Le Procès Goldman de Cédric Kahn

Les faits 

Le 19 décembre 1969, une pharmacie située Boulevard Richard-Lenoir à Paris est la scène d’un double homicide. Tout accuse alors Pierre Goldman : révolutionnaire, inculpé dans de nombreux braquages, et curieusement dans le quartier au moment des faits. Il est alors condamné. En prison, il écrit un livre : “Souvenirs obscurs d’un juif polonais né en France” . Son livre est alors très bien reçu par la critique et la gauche intellectuelle de l’époque : Sartre, Simone Signoret, Simone de de Beauvoir s’emparent alors de ce cas. Le procès est médiatisé entraînant un second appel à la Cour, en 1975, soit six ans après les faits. Les cartes sont redistribuées, Pierre Goldman a obtenu du soutien de sa famille politique et des intellectuels, et apparaît à la Cour comme un homme déterminé a clamé son innocence. 

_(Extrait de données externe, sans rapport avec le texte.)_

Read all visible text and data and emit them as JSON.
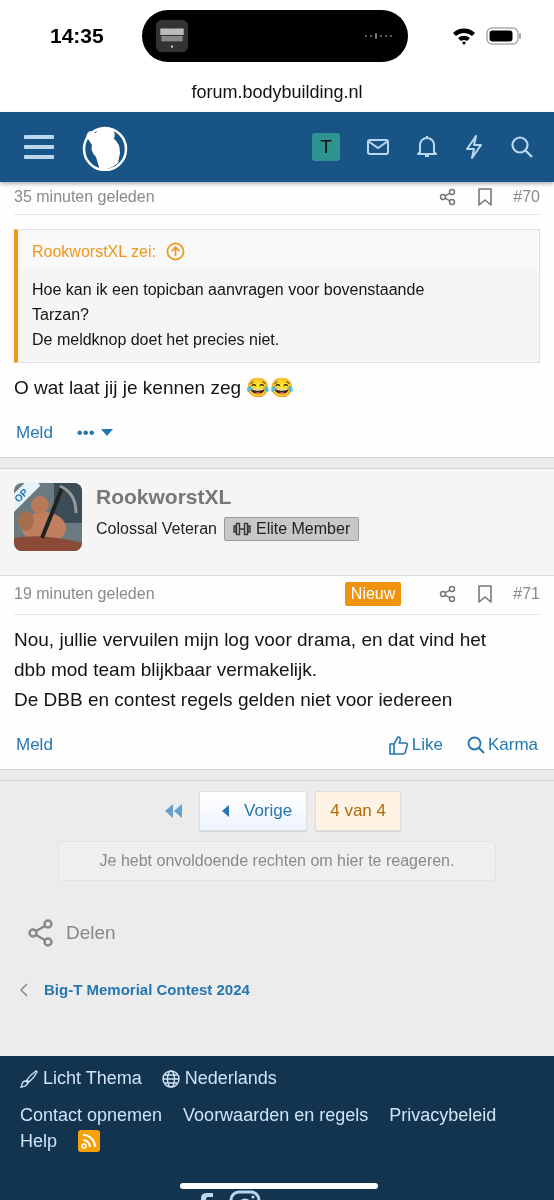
{
  "status_bar": {
    "time": "14:35"
  },
  "browser": {
    "url": "forum.bodybuilding.nl"
  },
  "nav": {
    "account_letter": "T"
  },
  "posts": [
    {
      "time": "35 minuten geleden",
      "number": "#70",
      "quote": {
        "author": "RookworstXL zei:",
        "paragraphs": [
          "Hoe kan ik een topicban aanvragen voor bovenstaande Tarzan?",
          "De meldknop doet het precies niet."
        ]
      },
      "paragraphs": [
        "O wat laat jij je kennen zeg 😂😂"
      ],
      "actions_left": [
        {
          "kind": "link",
          "label": "Meld"
        },
        {
          "kind": "more",
          "label": "•••"
        }
      ]
    },
    {
      "user": {
        "name": "RookworstXL",
        "title": "Colossal Veteran",
        "banner": "Elite Member",
        "op_badge": "OP"
      },
      "time": "19 minuten geleden",
      "number": "#71",
      "new_badge": "Nieuw",
      "paragraphs": [
        "Nou, jullie vervuilen mijn log voor drama, en dat vind het dbb mod team blijkbaar vermakelijk.",
        "De DBB en contest regels gelden niet voor iedereen"
      ],
      "actions_left": [
        {
          "kind": "link",
          "label": "Meld"
        }
      ],
      "actions_right": [
        {
          "kind": "like",
          "label": "Like"
        },
        {
          "kind": "karma",
          "label": "Karma"
        }
      ]
    }
  ],
  "pagination": {
    "previous": "Vorige",
    "pages": [
      {
        "label": "4 van 4",
        "selected": true
      }
    ]
  },
  "notice": "Je hebt onvoldoende rechten om hier te reageren.",
  "share": "Delen",
  "breadcrumb": "Big-T Memorial Contest 2024",
  "footer": {
    "options": [
      {
        "kind": "theme",
        "label": "Licht Thema"
      },
      {
        "kind": "language",
        "label": "Nederlands"
      }
    ],
    "links": [
      "Contact opnemen",
      "Voorwaarden en regels",
      "Privacybeleid",
      "Help"
    ]
  }
}
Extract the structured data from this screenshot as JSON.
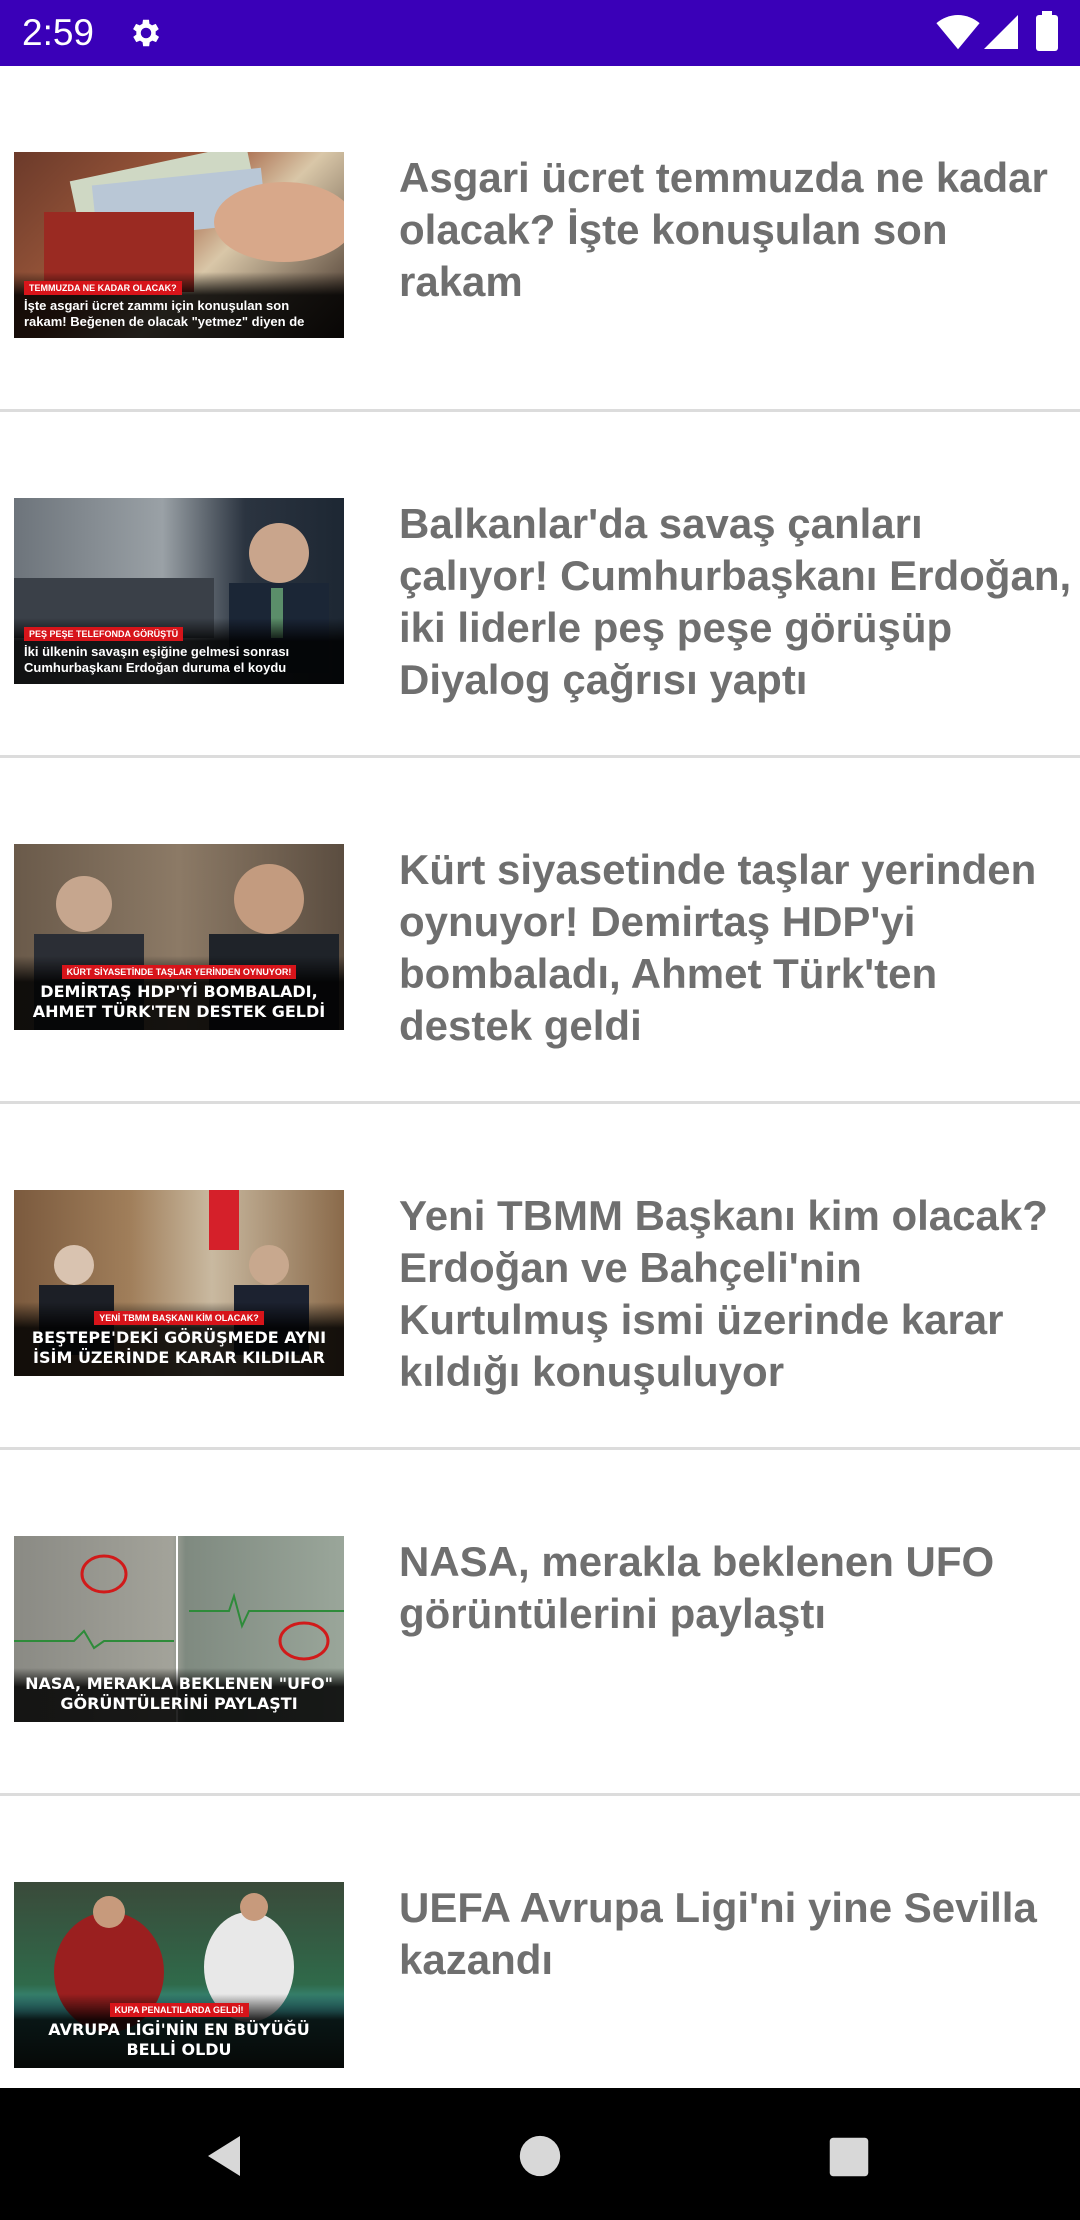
{
  "status_bar": {
    "time": "2:59",
    "background_color": "#3a00b8",
    "icons": [
      "gear-icon",
      "wifi-icon",
      "signal-icon",
      "battery-icon"
    ]
  },
  "news": [
    {
      "headline": "Asgari ücret temmuzda ne kadar olacak? İşte konuşulan son rakam",
      "thumb_tag": "TEMMUZDA NE KADAR OLACAK?",
      "thumb_text": "İşte asgari ücret zammı için konuşulan son rakam! Beğenen de olacak \"yetmez\" diyen de"
    },
    {
      "headline": "Balkanlar'da savaş çanları çalıyor! Cumhurbaşkanı Erdoğan, iki liderle peş peşe görüşüp Diyalog çağrısı yaptı",
      "thumb_tag": "PEŞ PEŞE TELEFONDA GÖRÜŞTÜ",
      "thumb_text": "İki ülkenin savaşın eşiğine gelmesi sonrası Cumhurbaşkanı Erdoğan duruma el koydu"
    },
    {
      "headline": "Kürt siyasetinde taşlar yerinden oynuyor! Demirtaş HDP'yi bombaladı, Ahmet Türk'ten destek geldi",
      "thumb_tag": "KÜRT SİYASETİNDE TAŞLAR YERİNDEN OYNUYOR!",
      "thumb_text": "DEMİRTAŞ HDP'Yİ BOMBALADI, AHMET TÜRK'TEN DESTEK GELDİ"
    },
    {
      "headline": "Yeni TBMM Başkanı kim olacak? Erdoğan ve Bahçeli'nin Kurtulmuş ismi üzerinde karar kıldığı konuşuluyor",
      "thumb_tag": "YENİ TBMM BAŞKANI KİM OLACAK?",
      "thumb_text": "BEŞTEPE'DEKİ GÖRÜŞMEDE AYNI İSİM ÜZERİNDE KARAR KILDILAR"
    },
    {
      "headline": "NASA, merakla beklenen UFO görüntülerini paylaştı",
      "thumb_tag": "",
      "thumb_text": "NASA, MERAKLA BEKLENEN \"UFO\" GÖRÜNTÜLERİNİ PAYLAŞTI"
    },
    {
      "headline": "UEFA Avrupa Ligi'ni yine Sevilla kazandı",
      "thumb_tag": "KUPA PENALTILARDA GELDİ!",
      "thumb_text": "AVRUPA LİGİ'NİN EN BÜYÜĞÜ BELLİ OLDU"
    }
  ],
  "nav_bar": {
    "icons": [
      "back-icon",
      "home-icon",
      "recents-icon"
    ]
  }
}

Le Procès Goldman : un huit-clos sous tension 

Cédric Kahn s’intéresse donc à ce deuxième procès en plongeant le spectateur dès les premières minutes dans une lettre houleuse de Goldman à son avocat, Maître Kiejman. Il est question de rivalités de deux jeunes hommes juifs de pouvoirs, de familles polonaises, aux ambitions différentes. Ce deuxième procès s’amorce donc dans une totale connaissance des frictions entre ces deux hommes, nous laissant entrevoir l’ombre des enjeux de pouvoirs sur des tableaux bien différents. L’effet miroir de ces deux hommes est par ailleurs représenté par un Goldman en hauteur, mais dans une cage, et Kiejman emprunté, mais libre. 

Arthur Harari en Maître Kiejman ©

L’effet de tension arrive également par la recherche de la vérité tout au long de ces deux heures de film. Sur des éléments tangibles ou intangibles, les langues se délient, les témoignages s’affirment comme se décousent. Chaque personnage est moteur de la vérité, mais comment s’assurer que le fondement même de cette vérité n’est pas assuré par une croyance plus profonde ? À force de se persuader d’un fait : n’en devient-il pas concret ? Comment savoir, alors, si les témoins n’ont pas cristallisé une erreur, une interprétation, ou usé de leur propre opinion… L’idée d’un racisme ambiant pèse ainsi dans la Cour, embourbant le procès aux yeux de tous. 

Pierre Goldman : un héro troublé 

Par delà le procès, on s’intéresse aussi à l’homme. Qui est Pierre Goldman ? Est-il le sauveur ou le bourreau ? L’intellectuel auréolé des sachants de l’époque ou le brigand aux méfaits reconnus ? Cédric Kahn porte alors un regard horizontal sur cette personnalité ambiguë, dont le passé trouble ne permet pas de distinguer clairement l’innocence ou la culpabilité. Aucune preuve : seulement des mots. Et Goldman en est maître : “Je suis né et mort en 1944” décrie-t-il alors. Les regards et la posture d’Arieh Worthalter sont raides, bruts, et les punchlines sont transgressives. C’est un procès de mots, utilisés comme des armes avec trois protagonistes clés : Pierre Goldman en accusé, Maître Keijman à la défense et Maître Garaud en opposant. 

L’histoire interroge donc par delà l’histoire de Pierre Goldman le rôle de la Justice et le poids des témoins. Peut-on confier la vie d’un Homme aux mains de ses semblables, dont on ne connaît pas les fins ? À voir.